Mijają przeszło trzy tygodnie, gdy świat przewrócił się do góry nogami! Po pierwszym szoku przyszła myśl, że nie mamy wielkiego wpływu na zło dziejące się za naszą wschodnią granicą, i jedyne co możemy, to w miarę możliwości pomóc ( zrobiłam przelew bankowy na PAH ), i mieć Nadzieję! Bo DOBRO zawsze zwycięża, jest przecież fundamentem świata. A Nadzieja to ogromna siła!

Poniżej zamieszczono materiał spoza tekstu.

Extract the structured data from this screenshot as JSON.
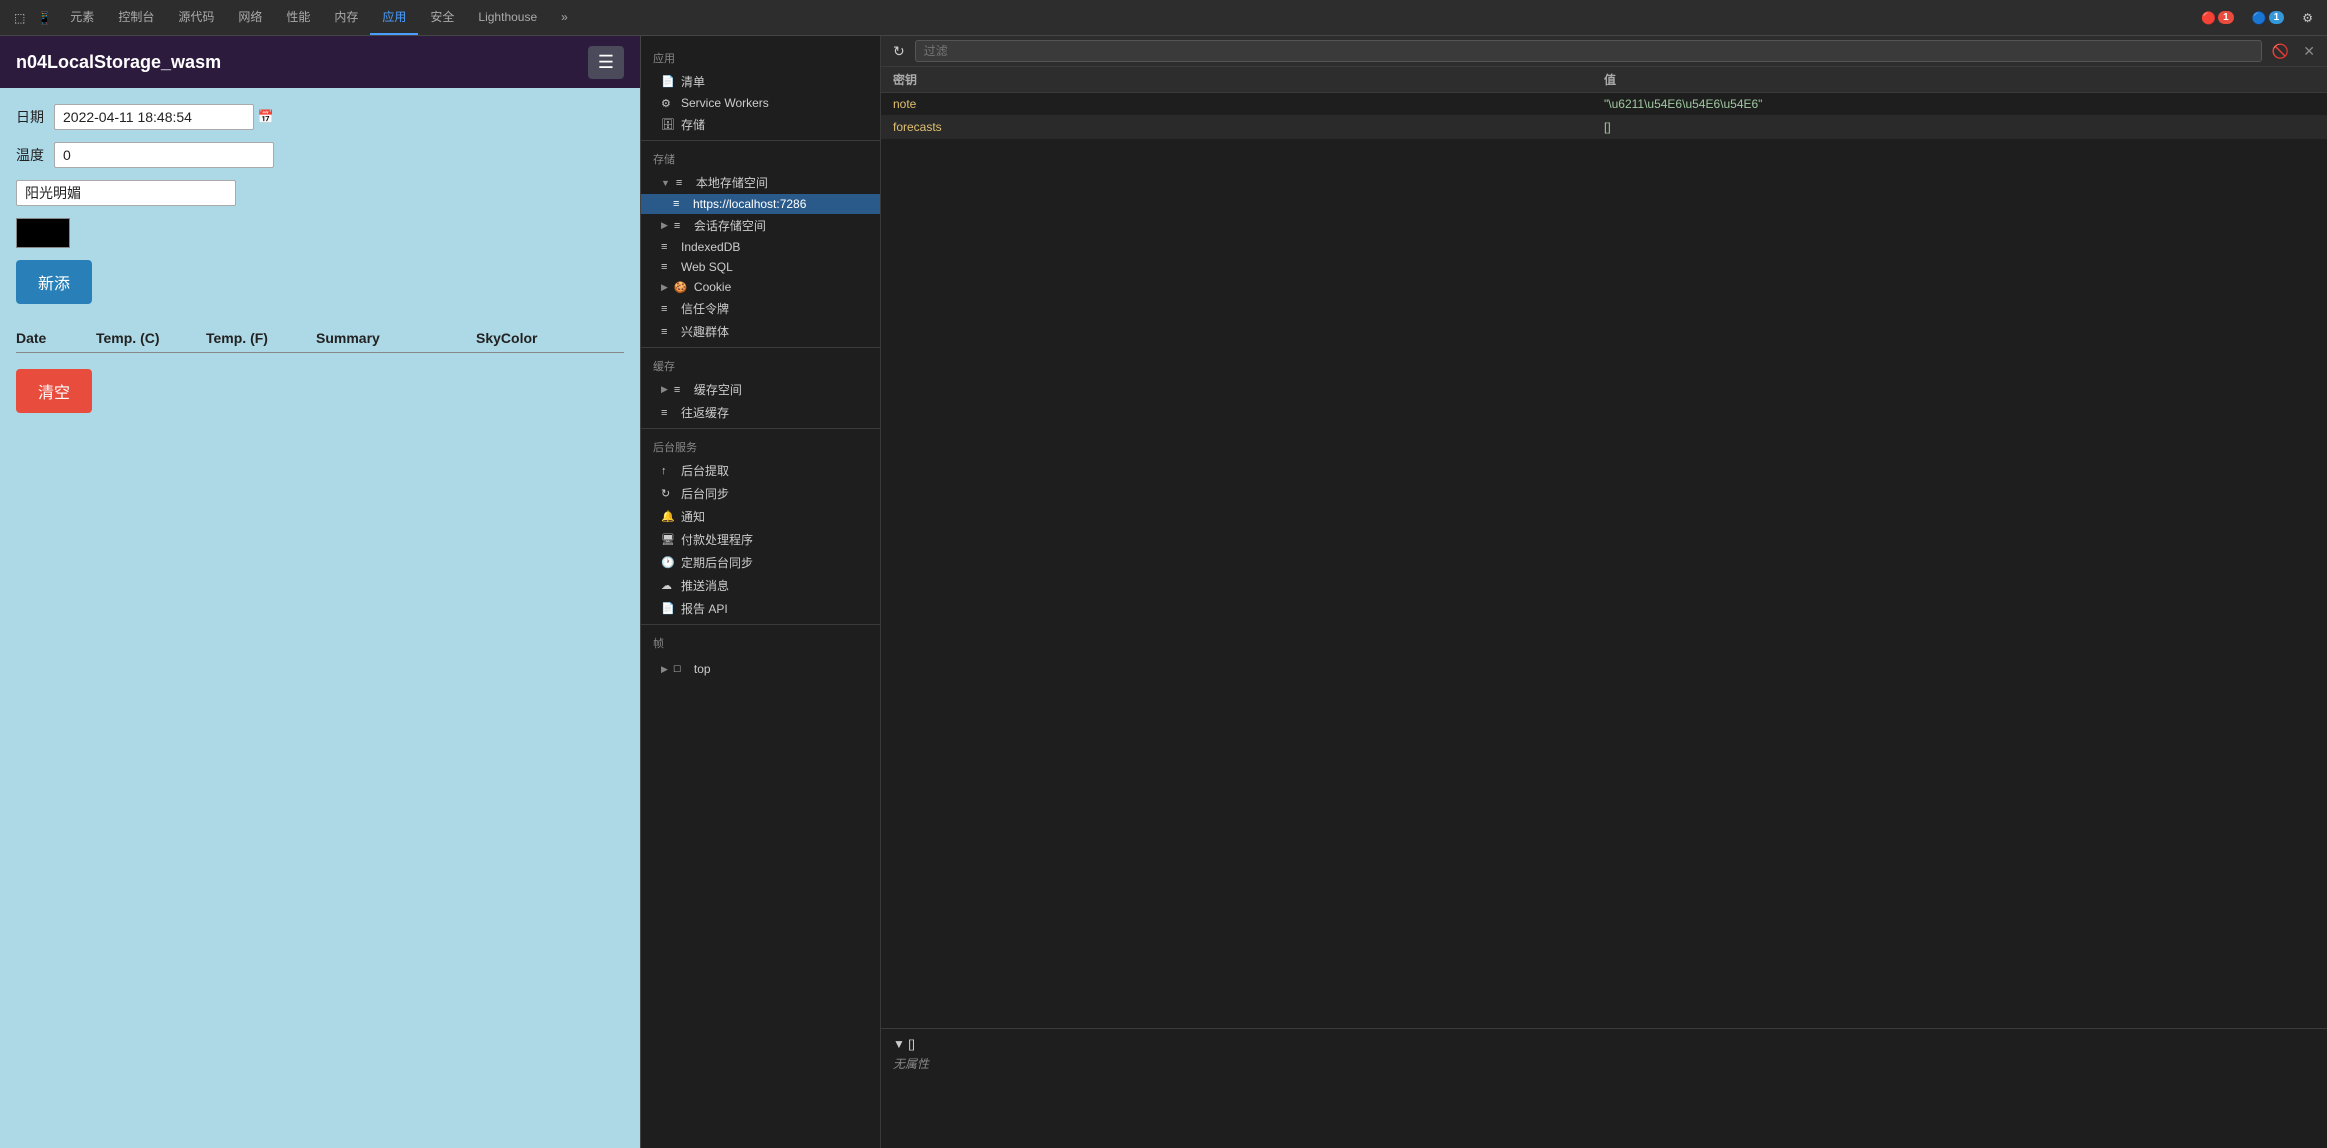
{
  "browser": {
    "devtools_tabs": [
      {
        "label": "元素",
        "active": false
      },
      {
        "label": "控制台",
        "active": false
      },
      {
        "label": "源代码",
        "active": false
      },
      {
        "label": "网络",
        "active": false
      },
      {
        "label": "性能",
        "active": false
      },
      {
        "label": "内存",
        "active": false
      },
      {
        "label": "应用",
        "active": true
      },
      {
        "label": "安全",
        "active": false
      },
      {
        "label": "Lighthouse",
        "active": false
      },
      {
        "label": "»",
        "active": false
      }
    ],
    "topbar_icons": [
      {
        "label": "cursor-icon"
      },
      {
        "label": "device-icon"
      }
    ],
    "error_badge": "1",
    "warning_badge": "1",
    "settings_icon": "⚙"
  },
  "app": {
    "title": "n04LocalStorage_wasm",
    "hamburger_label": "☰",
    "form": {
      "date_label": "日期",
      "date_value": "2022-04-11 18:48:54",
      "temp_label": "温度",
      "temp_value": "0",
      "summary_value": "阳光明媚",
      "add_button": "新添",
      "clear_button": "清空"
    },
    "table": {
      "headers": [
        "Date",
        "Temp. (C)",
        "Temp. (F)",
        "Summary",
        "SkyColor"
      ]
    }
  },
  "devtools": {
    "tabs": [
      {
        "label": "元素"
      },
      {
        "label": "控制台"
      },
      {
        "label": "源代码"
      },
      {
        "label": "网络"
      },
      {
        "label": "性能"
      },
      {
        "label": "内存"
      },
      {
        "label": "应用",
        "active": true
      },
      {
        "label": "安全"
      },
      {
        "label": "Lighthouse"
      },
      {
        "label": "»"
      }
    ],
    "sidebar": {
      "sections": [
        {
          "label": "应用",
          "items": [
            {
              "label": "清单",
              "icon": "📄",
              "indent": 1
            },
            {
              "label": "Service Workers",
              "icon": "⚙",
              "indent": 1
            },
            {
              "label": "存储",
              "icon": "🗄",
              "indent": 1
            }
          ]
        },
        {
          "label": "存储",
          "items": [
            {
              "label": "本地存储空间",
              "icon": "▼",
              "expandable": true,
              "indent": 1
            },
            {
              "label": "https://localhost:7286",
              "icon": "≡",
              "indent": 2,
              "active": true
            },
            {
              "label": "会话存储空间",
              "icon": "▶",
              "expandable": true,
              "indent": 1
            },
            {
              "label": "IndexedDB",
              "icon": "≡",
              "indent": 1
            },
            {
              "label": "Web SQL",
              "icon": "≡",
              "indent": 1
            },
            {
              "label": "Cookie",
              "icon": "▶",
              "expandable": true,
              "indent": 1
            },
            {
              "label": "信任令牌",
              "icon": "≡",
              "indent": 1
            },
            {
              "label": "兴趣群体",
              "icon": "≡",
              "indent": 1
            }
          ]
        },
        {
          "label": "缓存",
          "items": [
            {
              "label": "缓存空间",
              "icon": "▶",
              "expandable": true,
              "indent": 1
            },
            {
              "label": "往返缓存",
              "icon": "≡",
              "indent": 1
            }
          ]
        },
        {
          "label": "后台服务",
          "items": [
            {
              "label": "后台提取",
              "icon": "↑",
              "indent": 1
            },
            {
              "label": "后台同步",
              "icon": "↻",
              "indent": 1
            },
            {
              "label": "通知",
              "icon": "🔔",
              "indent": 1
            },
            {
              "label": "付款处理程序",
              "icon": "🖥",
              "indent": 1
            },
            {
              "label": "定期后台同步",
              "icon": "🕐",
              "indent": 1
            },
            {
              "label": "推送消息",
              "icon": "☁",
              "indent": 1
            },
            {
              "label": "报告 API",
              "icon": "📄",
              "indent": 1
            }
          ]
        },
        {
          "label": "帧",
          "items": [
            {
              "label": "top",
              "icon": "▶",
              "expandable": true,
              "indent": 1
            }
          ]
        }
      ]
    },
    "filter": {
      "placeholder": "过滤"
    },
    "table": {
      "columns": [
        "密钥",
        "值"
      ],
      "rows": [
        {
          "key": "note",
          "value": "\"\\u6211\\u54E6\\u54E6\\u54E6\""
        },
        {
          "key": "forecasts",
          "value": "[]"
        }
      ]
    },
    "preview": {
      "label": "▼ []",
      "content": "无属性"
    },
    "bottom_label": "top"
  }
}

Z tą nadzieją budzę się każdego dnia, i robię swoje, czyli ogarniam mój pooperacyjny czas. Minęło półtora miesiąca, gdy miałam komfort nic nierobienia. Wszystkim zajmował się Brat, który nie tylko był odpowiedzialny za aprowizację, ale także prał, sprzątał i zajmował się sprawami działkowymi. A ja ćwiczyłam, ćwiczyłam, ćwiczyłam. W ubiegłym tygodniu byłam na poszpitalnej wizycie kontrolnej. Pan doktor pozytywnie zdziwiony i wynikiem rentgena, i tym, że takie postępy czynię. Oczywiście, nie powiedziałam mu o swym Fizjoterapeucie, którego właściwie to jest zasługa. Jedyna dobra rzecz po tej wizycie to fakt, że jeszcze tylko miesiąc będę czekać na rehabilitację poszpitalną, której nie odpuszczę, bo mi się należy. A mogłabym, bo do tej pory dzięki ćwiczeniom i pracy fizjoterapeuty nad kolanem, mogę po mieszkaniu poruszać się bez kul, chodzić na spacer tylko o jednej kuli i prowadzić samochód . Niestety, nadal jest problem ze zginaniem kolana, czyli rower mogę sobie zostawić na bliżej nieokreślona przyszłość. Zaciskam zęby schodząc po schodach prawą nogą bez dostawki - na szczęście wchodzenie idzie całkiem, całkiem. Oprócz tego od dwóch tygodni rozmasowuję bliznę. Jest to ciężka praca i palce bolą, ale już powoli widać pozytywy. Nie wiem, czy te wszystkie aktywności to sprawiły, ale udało mi się zrzucić prawie 5 kg!!! Czyli, jakby nie było, to też ulga dla mych kolanek! Pozostaje tylko wywiedzieć się, czy mogę już na aerobik basenowy chodzić!
I trochę zdjęć!
Zawsze po tłustym czwartku, dokupuję różne kasze, płatki i ziarna, które mieszam ze smalcem. Lepię kulki dla ptaszków, a one mają fajna stołówkę. W tym roku zawitał po raz pierwszy dzięcioł kowalik.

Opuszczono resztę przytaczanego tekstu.